At the University of California, San Diego’s Design Lab we are working to build upon the creativity and abilities of the people themselves. In fact, most of the principles of Human-Centered Design are practices by those who do things for themselves. They understand their needs – the do not need experts to come in and tell them. They are solving the problems that they themselves face, as well as that of their families, relatives, neighbors and communities: they are obviously people-centered, for they are aimed at the needs and capabilities of themselves and their community. They understand the interactions of each thing they do with the local community and services: they are system based. And finally, they tinker, trying this approach and that, until they get something that works: rapid prototyping and iteration.

We wish to help create a world-wide community, sharing procedures and results through powerful communication and learning tools, using whatever media are appropriate. This is the power of the mixed approach, building upon proven techniques in both the top-down and the bottom-up approaches. Experts provide the building materials, and build the communication structures. Local communities build upon these resources. A powerful combination.

Authors:

Don Norman is the Director of the Design lab at UC San Diego and the author of the Design of Everyday Things, amongst many other books. Eli Spencer is a professor of medicine, builds things for global health, and directs the Center for Health at the Design Lab. Both like pizza and are worried about the state of the planet.

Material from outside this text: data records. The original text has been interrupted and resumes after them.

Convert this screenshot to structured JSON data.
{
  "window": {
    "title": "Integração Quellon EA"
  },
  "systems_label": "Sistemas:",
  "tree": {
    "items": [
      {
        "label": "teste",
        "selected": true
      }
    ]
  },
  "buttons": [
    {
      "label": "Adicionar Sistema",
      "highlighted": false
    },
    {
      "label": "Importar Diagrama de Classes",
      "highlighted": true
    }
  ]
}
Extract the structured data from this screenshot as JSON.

Licensed under the Creative Commons Attribution, Non-Commercial 4.0 International License.

Acknowledgements

We have been influenced by the works of many colleagues. This work was informed by and with Eric von Hippel of MIT, including his month-long visit to the UC San Diego Design lab. We also owe much to continual discussions with Design Lab members Steven Dow and Eric Hekler. And then through the writings of Ezio Manzini, Jeremy Myerson and, although we never met him, Victor Papanek (Manzini, 2015; Myerson, 2016; Papanek, 1971, 1984; von Hippel, 2005, 2017).

References

Easterly, W. (2013). The tyranny of experts : economists, dictators, and the forgotten rights of the poor. New York: Basic Books, a member of the Perseus Book Group.

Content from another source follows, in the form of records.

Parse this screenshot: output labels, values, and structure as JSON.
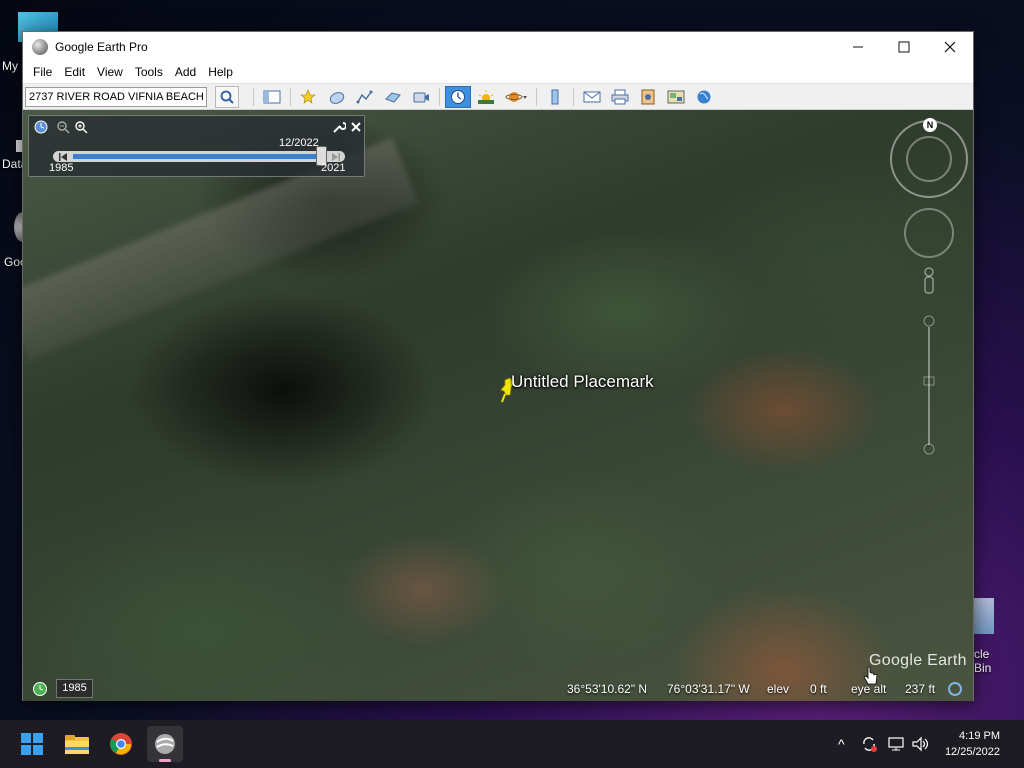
{
  "desktop": {
    "icons": [
      {
        "label": "My"
      },
      {
        "label": "Data"
      },
      {
        "label": "Goo"
      },
      {
        "label": "cle Bin"
      }
    ]
  },
  "window": {
    "title": "Google Earth Pro",
    "controls": {
      "minimize": "—",
      "maximize": "☐",
      "close": "✕"
    }
  },
  "menu": {
    "items": [
      "File",
      "Edit",
      "View",
      "Tools",
      "Add",
      "Help"
    ]
  },
  "toolbar": {
    "search_value": "2737 RIVER ROAD VIFNIA BEACH",
    "buttons": [
      "sidebar-toggle-icon",
      "placemark-icon",
      "polygon-icon",
      "path-icon",
      "image-overlay-icon",
      "record-tour-icon",
      "historical-imagery-icon",
      "sunlight-icon",
      "planets-icon",
      "ruler-icon",
      "email-icon",
      "print-icon",
      "save-image-icon",
      "view-in-maps-icon",
      "earth-icon"
    ],
    "active_button": "historical-imagery-icon",
    "accent_color": "#3d8fe0"
  },
  "time_slider": {
    "current_date": "12/2022",
    "start_year": "1985",
    "end_year": "2021",
    "position_fraction": 0.92
  },
  "map": {
    "placemark_label": "Untitled Placemark",
    "placemark_color": "#f2e600",
    "compass_north": "N",
    "brand": "Google Earth"
  },
  "status": {
    "imagery_year": "1985",
    "latitude": "36°53'10.62\" N",
    "longitude": "76°03'31.17\" W",
    "elev_label": "elev",
    "elev_value": "0 ft",
    "eye_alt_label": "eye alt",
    "eye_alt_value": "237 ft"
  },
  "taskbar": {
    "apps": [
      "windows-start-icon",
      "file-explorer-icon",
      "chrome-icon",
      "google-earth-icon"
    ],
    "tray_chevron": "^",
    "time": "4:19 PM",
    "date": "12/25/2022"
  }
}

Manzini, E. (2015). Design, when everybody designs: an introduction to design for social innovation. Cambridge, MA: The MIT Press.

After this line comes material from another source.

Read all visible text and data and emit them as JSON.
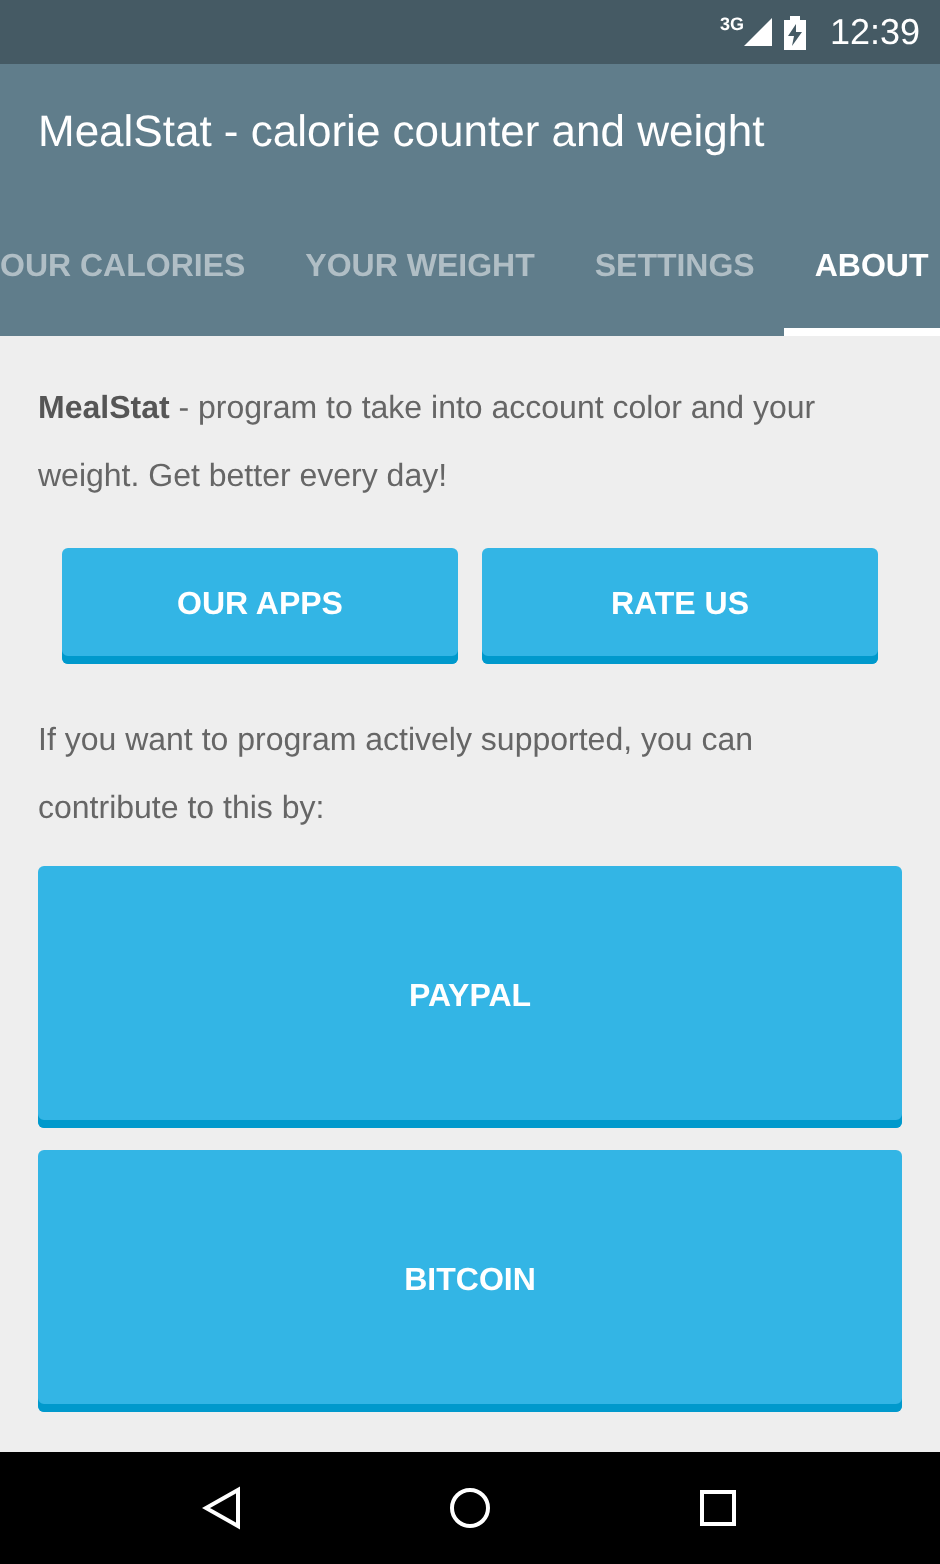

Myerson, J. (2016). Scaling Down: Why Designers Need to Reverse Their Thinking. She Ji: The Journal of Design, Economics, and Innovation, 2(4), 288-299. doi:10.1016/j.sheji.2017.06.001

Norman, D., & Stappers, P. J. (2016). DesignX: Complex Sociotechnical Systems. She Ji: The Journal of Design, Economics, and Innovation, 1, 83-106.

Papanek, V. J. (1971, 1984). Design for the real world: human ecology and social change (First edition, 1971: This is the 2nd, completely rev. ed.). New York: Van Nostrand Reinhold Co.

Ramalingam, B. (2013). Aid on the edge of chaos: rethinking international cooperation in a complex world. Oxford: Oxford University Press.

von Hippel, E. (2005). Democratizing innovation. Cambridge, Mass.: MIT Press.

von Hippel, E. (2017). Free innovation. Cambridge, MA: The MIT Press.